Named entity recognition is a sub task of information extraction that seeks to locate and classify atomic elements or facts in text into predefined categories such as the names of persons, organizations, locations, expressions of times, quantities, monetary values, percentages, etc. User trainable named entity extractor is a project on named entity recognition. Named entity recognition comes under the field of Natural Language Processing of the branch of Artificial Intelligence. The goal of the project is to develop a user trainable tool which can extract named entities from an unstructured text. Various domains will have various set of entities. Using regular expressions, specifications for the rules as per the set of possible strings that the user wants to match is made. Pattern Matching involves a search for the required entity through the various sentences in the given text. If a match is found, then the obtained match will be highlighted else there will be no change to the document.

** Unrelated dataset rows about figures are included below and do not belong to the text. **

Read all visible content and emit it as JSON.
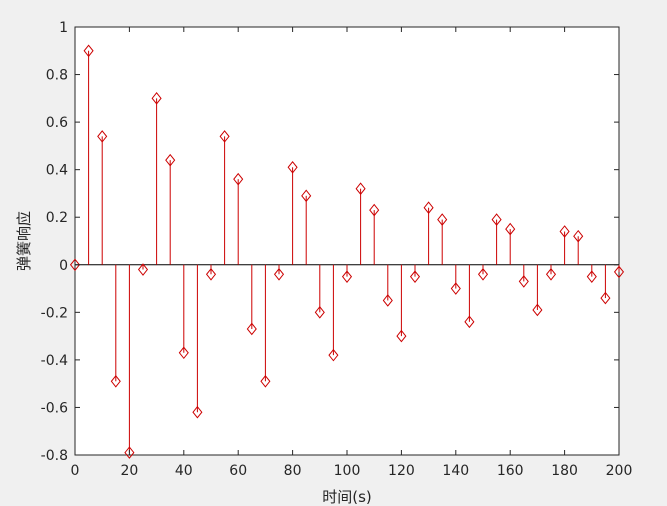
{
  "chart_data": {
    "type": "stem",
    "xlabel": "时间(s)",
    "ylabel": "弹簧响应",
    "xlim": [
      0,
      200
    ],
    "ylim": [
      -0.8,
      1
    ],
    "xticks": [
      0,
      20,
      40,
      60,
      80,
      100,
      120,
      140,
      160,
      180,
      200
    ],
    "yticks": [
      -0.8,
      -0.6,
      -0.4,
      -0.2,
      0,
      0.2,
      0.4,
      0.6,
      0.8,
      1
    ],
    "ytick_labels": [
      "-0.8",
      "-0.6",
      "-0.4",
      "-0.2",
      "0",
      "0.2",
      "0.4",
      "0.6",
      "0.8",
      "1"
    ],
    "grid": false,
    "marker": "diamond",
    "color": "#cc0000",
    "x": [
      0,
      5,
      10,
      15,
      20,
      25,
      30,
      35,
      40,
      45,
      50,
      55,
      60,
      65,
      70,
      75,
      80,
      85,
      90,
      95,
      100,
      105,
      110,
      115,
      120,
      125,
      130,
      135,
      140,
      145,
      150,
      155,
      160,
      165,
      170,
      175,
      180,
      185,
      190,
      195,
      200
    ],
    "y": [
      0,
      0.9,
      0.54,
      -0.49,
      -0.79,
      -0.02,
      0.7,
      0.44,
      -0.37,
      -0.62,
      -0.04,
      0.54,
      0.36,
      -0.27,
      -0.49,
      -0.04,
      0.41,
      0.29,
      -0.2,
      -0.38,
      -0.05,
      0.32,
      0.23,
      -0.15,
      -0.3,
      -0.05,
      0.24,
      0.19,
      -0.1,
      -0.24,
      -0.04,
      0.19,
      0.15,
      -0.07,
      -0.19,
      -0.04,
      0.14,
      0.12,
      -0.05,
      -0.14,
      -0.03
    ]
  }
}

Two major areas of User Trainable Fact extraction system are information retrieval (IR) and information extraction (IE). Objective of IR system is to collect documents from a huge collection which matches the search query we feed into the system. Once IR fetches the documents, IE does a detailed analysis on the filtered documents. It is the duty of IE to locate the exact position of the information in the document an extract it.
User interact with Wouter’s Annotating Tool (WAT) to create annotations and to read the annotations found by UTFE system. WAT also directs the IE process and communication with the database, because WAT is the only component in the UTFE system that is having an interface with other components. WAT is the main component which controls the entire UTFE system. Only drawback with WAT is that it is not possible for multiple users to access the database at the same time.
The database stores the annotation, document, fact, user and ontology data. This makes UTFE capable of dealing with multiple users. Annotations and the ontology are stored in the same manner as WAT annotations and ontologies.
Xenon is used to find similar documents as the documents annotated by the user and to perform IR task in the UTFE system. The UTFE system will guide Xenon and feed it with enough information. In the current setup it is difficult to check whether Xenon returns the right documents. Because the system does not offer the possibility to give feedback to Xenon, the user cannot tell the system that it is giving incorrect documents. If the user cannot give feedback, it is impossible to evaluate the performance of Xenon.